В старые добрые времена бездомные бродяги зимовали в подвалах вместе с кошками, с мышами и тараканами. Все вместе — они хорошо уживались в этом затхлом царстве сырости и слабого света. Запах стоял неприятный, но теплый, достаточный, чтобы не окоченела страдающая плоть. Но законопослушные сограждане, проживающие выше, стали тревожно прислушиваться к тому, что происходит внизу. Им стало мерещиться, что кто-то царапает двери их квартир и подглядывает в их окна, а ближе к зиме жалобы, словно осенние листья, ложились на столы домоуправлений, и однажды бомжи остались зимовать на улице перед железными дверьми бомбоубежищ.
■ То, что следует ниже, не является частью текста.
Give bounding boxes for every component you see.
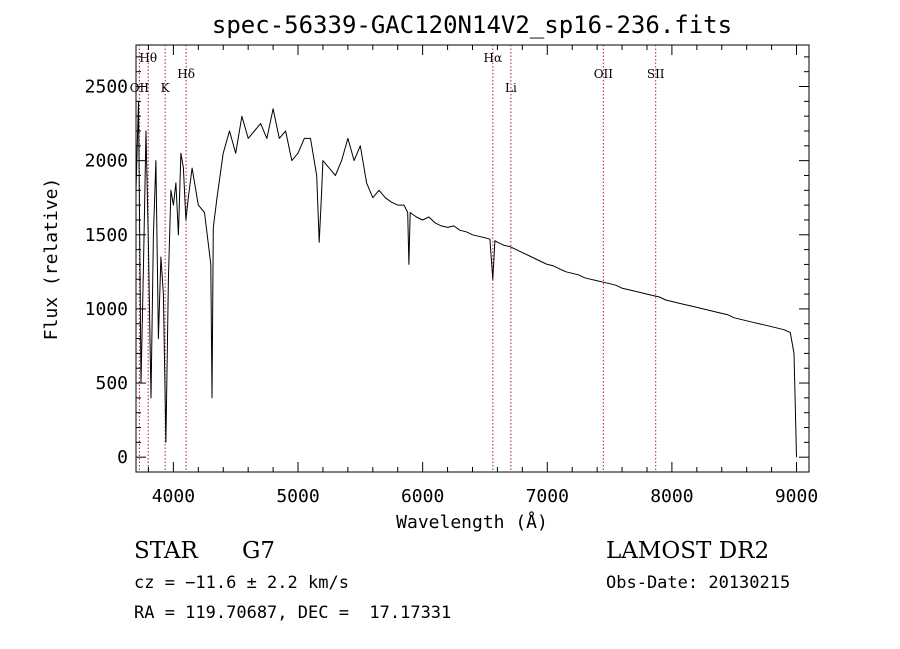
- plot-frame: [135, 44, 810, 473]
- observation-date: Obs-Date: 20130215: [606, 573, 791, 593]
- spectral-line-label: Hα: [484, 51, 503, 65]
- object-subclass: G7: [242, 538, 276, 564]
- y-tick-label: 1500: [85, 225, 128, 246]
- coordinates-readout: RA = 119.70687, DEC = 17.17331: [134, 603, 452, 623]
- x-tick-labels: 4000 5000 6000 7000 8000 9000: [152, 486, 819, 507]
- y-tick-label: 2500: [85, 77, 128, 98]
- spectrum-line: [135, 100, 797, 458]
- x-tick-label: 7000: [526, 486, 569, 507]
- chart-title: spec-56339-GAC120N14V2_sp16-236.fits: [212, 11, 732, 39]
- y-tick-label: 0: [117, 447, 128, 468]
- spectral-line-label: Li: [505, 81, 517, 95]
- spectral-line-label: K: [161, 81, 171, 95]
- y-tick-label: 1000: [85, 299, 128, 320]
- spectral-line-label: OII: [130, 81, 150, 95]
- spectral-line-label: SII: [647, 67, 665, 81]
- y-tick-labels: 0 500 1000 1500 2000 2500: [85, 77, 128, 469]
- survey-name: LAMOST DR2: [606, 538, 770, 564]
- spectral-line-label: Hθ: [139, 51, 157, 65]
- velocity-readout: cz = −11.6 ± 2.2 km/s: [134, 573, 349, 593]
- x-tick-label: 9000: [775, 486, 818, 507]
- object-class: STAR: [134, 538, 198, 564]
- x-tick-label: 6000: [401, 486, 444, 507]
- spectral-line-markers: [138, 45, 657, 472]
- spectral-line-label: Hδ: [177, 67, 195, 81]
- spectral-line-labels: OII Hθ K Hδ Hα Li OII SII: [130, 51, 665, 95]
- plot-area: [135, 44, 810, 473]
- x-tick-label: 5000: [276, 486, 319, 507]
- x-tick-label: 8000: [650, 486, 693, 507]
- axis-ticks: [136, 45, 809, 473]
- spectral-line-label: OII: [594, 67, 614, 81]
- y-axis-label: Flux (relative): [41, 178, 62, 341]
- x-tick-label: 4000: [152, 486, 195, 507]
- x-axis-label: Wavelength (Å): [396, 511, 548, 533]
- y-tick-label: 500: [95, 373, 128, 394]
- y-tick-label: 2000: [85, 151, 128, 172]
Многие из них умерли, а многие и по сей день прячутся в руинах старых бойлерных станций на центральной артерии города. Сугробы скрывают их последнее пристанище, да и любознательные следопыты проходят мимо, стыдливо осознавая, что ничего поделать с этим не могут, самим бы не остаться сегодня без жилья и работы.
В одном из таких мест и выживал Тарантул в последнюю зиму жизни. Из нескольких досок он сколотил себе нехитрый топчан и жался спиною к трубе теплотрассы, когда становилось особенно холодно. Старухин тулуп оказался кстати. Он всё ещё надеялся получить от Мирзоева какие-то деньги за стадион и каждый божий день ошивался около подъезда его дома. Хозяева ему отказывали в приёме и просили его подождать ещё немного и ещё чуть-чуть… Человек терпеливо ждал и получал милостыню от случайных прохожих. Однажды ему подали картошки и лука, периодически кто-нибудь предлагал сигареты, да и пенсия как она не мала, а была подспорьем в его беспризорной жизни.
— В следующий раз не получишь! — сурово наказала ему чиновница в отделе социального обеспечения. — Пока не отмоешся и не пропишешься… или не поселишься в доме для престарелых.
* * *
Во второй половине дня, ближе к вечеру, старик подошел к стадиону и обратил внимание на группу малышей, облепивших мусорный ящик. Что-то стало объектом их пристального внимания — они щебетали, словно птицы, волновались и тянули не съеденные в обед конфеты и пряники на самое дно помойки. Красавица-воспитательница с потерянным видом стояла рядом и не знала, как ей быть. Административное её сердце разрывалось на части. С одной стороны оно было доброе — привитая детям любовь к животным была частью её труда, и стоило этим гордиться. А с другой стороны — умирающая собака дурно пахла, а ящик являлся очагом инфекций, и детей надо было срочно уводить. Но как это сделать и что им сказать, чтобы не поранить чуткую детскую душу?
— Дедушка! Милый! Там собачка! — выручила Танюшка.
С тех пор, как Тарантул стал бомжом, он не искал встречи с внучкой. От него, как и от мусорного ящика шёл нехороший запах. Насекомые с теплотрассы скакали по овчине, и недели две старик уже нигде не мылся, а только чухался по ночам, в кровь расцарапывая зудящее тело.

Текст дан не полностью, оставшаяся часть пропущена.